Nada será como antes
quinta-feira, 30 de outubro de 2008Harold and Maude, roteiro do diretor inglês Colin Higgins, ganhou uma versão cinematográfica ao ano de 1971. Harold é um jovem careta de 19 anos com aparência mórbida e comportamento suicida. Maude é uma doce senhora de 80 anos que vaga pelas ruas da cidade, guardando consigo a história fantástica de seu passado. Das viagens pelo mundo a fora, Maude pesca pequenos contos dos quais nunca se sabe da verdade ou do delírio. À época em que, por exemplo, morava na Áustria e ainda era casada com um conde desse mesmo país, lembra-se de quando o marido havia chegado em casa com presentes para lhe aliviar o tédio. Um alfinete em cuja cabeça estavam escritas as palavras mais sábias do mundo: “Isso passa. Isso também passará”. Palavras tão miúdas que só poderiam ser lidas com o auxílio de uma lupa. Foi assim que Maude aprendeu a jamais ceder suas pernas a trilhos de tristeza. E foi assim, também, que o pálido Harold apaixonou-se por ela.

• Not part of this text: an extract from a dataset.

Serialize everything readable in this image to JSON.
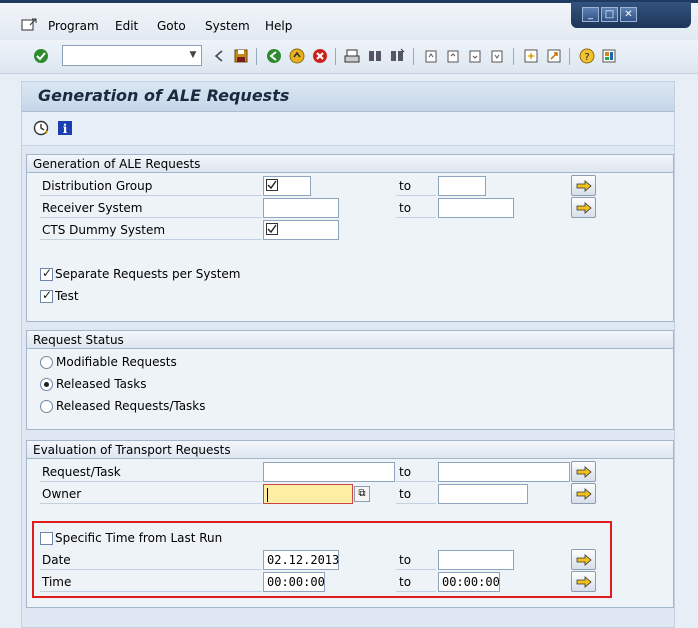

Em 2001, o texto de Higgins foi montado em Salvador com o título Ensina-me a Viver para comemorar os 45 anos de carreira de Nilda Spencer, atriz baiana de teatro. Nessa mesma montagem do espetáculo, a cena em que Haroldo permite-se ser desarmado pelo encanto terno de Maude é acompanhada por um bandolim. O próprio rapaz gagueja com os dedos sobre o braço do instrumento e, para cada nota aguda que alcança, uma estrela pipoca de sua boca, desenhando o sorriso nunca visto. Haroldo descobre-se apaixonado pela senhora quase centenária ao som de Vapor Barato, canção de Jards Macalé e Wally Salomão. A força desse momento no palco, intensificada pela música, além de coroar a virada do enredo, representa a fuga esperançosa para longe do peso das convenções e a busca de um paraíso melodioso, colorido e possível.
Vapor Barato tornou-se hino da chamada Geração do Desbunde. A composição ocupa um momento importante do primeiro álbum duplo de Gal Costa, chamado Gal a Todo Vapor, lançado também em 1971. Eram duas faces de uma mesma cantora sobre palco. Coração Vagabundo e Falsa Baiana foram acompanhadas apenas por um violão empunhado por Gal. Interpretação contida e intimista, como quem obedece aos princípios da sedução bossanovista e divide esforço entre o instrumento e a execução vocal. Vapor Barato, no entanto, pontua a virada do show logo após seu primeiro estribilho. A harmonia é invadida por guitarras, pedais, baixo e bateria. Gal, sem o violão no colo, mas acompanhada pela banda, pôde apenas cantar. A segunda face gritava, visceral e inquietante. A boca vermelha e os cabelos fartos, fotografados para a capa do disco, tornaram-se suas marcas registradas a partir de então. Sua atitude tropicalista, em plena mise-en-scène, rouba-lhe o violão joãogilbertiano e a consagra como musa marginal do movimento.